Please tell us and disclose in future filings, consistent with paragraph 480-10-50-1 of FASB ASC, the nature and terms of the warrants and the rights and obligations embodied in those instruments, including a discussion of the redemption provisions.  Your disclosure should include information about settlement alternatives, if any, in the contract and identify the entity that controls the settlement alternatives.  Please tell us and provide similar disclosure in future filings for your October 2009 agreements discussed in Note 9 of your November 30, 2009 Form 10-Q.

Response:

The nature and term of the warrants is outlined in our response to Comment 7, above.

According to the terms of certain warrant agreements, in a transaction involving the consolidation or merger of the Company, the holder may put the warrants to the Company for assets similar to those that the common holders in such transaction would receive. Accordingly, if the Company is acquired in an all cash transaction, the Company must pay the Holder cash equal to the value of the warrant as determined by the Black-Scholes option pricing formula.  Since our trading market price is an input into the Black Scholes option pricing model, future changes in the value of our common stock will affect the settlement amount; however the amount is not determinable unless the event occurs.

 
11

 
Since EITF D-98 places change of control events outside of management’s control, the settlement alternative is considered to be outside the Company’s control.

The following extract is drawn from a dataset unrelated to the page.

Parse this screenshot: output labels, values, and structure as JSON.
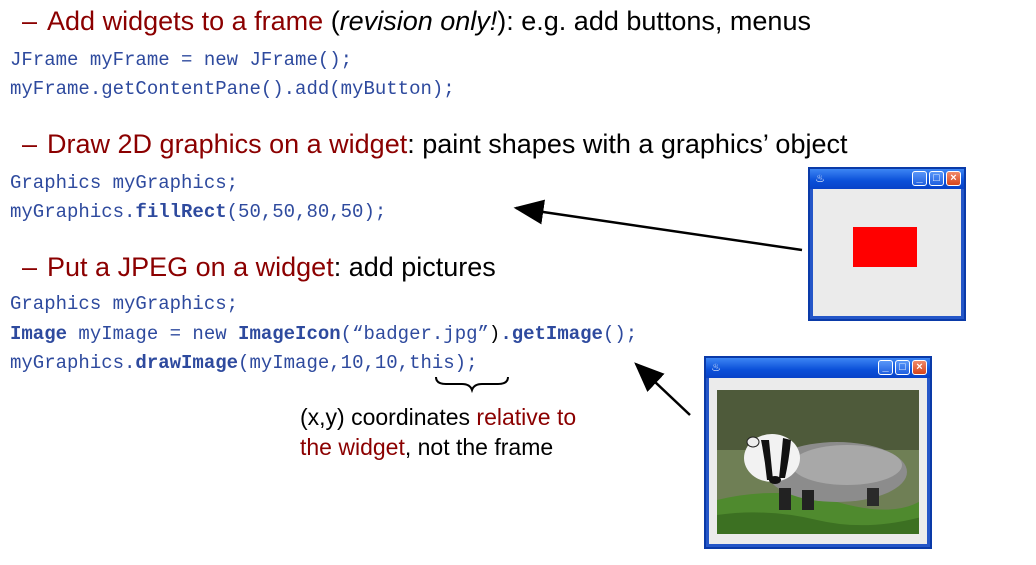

The warrants issued in the financing transactions are call options that include a written put since the holder may put the warrants to the Company for assets similar to those that the common holders in an all cash acquisition would receive. FASB ASC 480 provides that if a freestanding instrument is composed of a written call option and a written put option, the existence of the written call option does not affect the classification. As a result, a puttable warrant is a liability because it embodies an obligation indexed to an obligation to repurchase the issuer's shares and may require a transfer of assets. Accordingly, we concluded that the warrants require liability classification.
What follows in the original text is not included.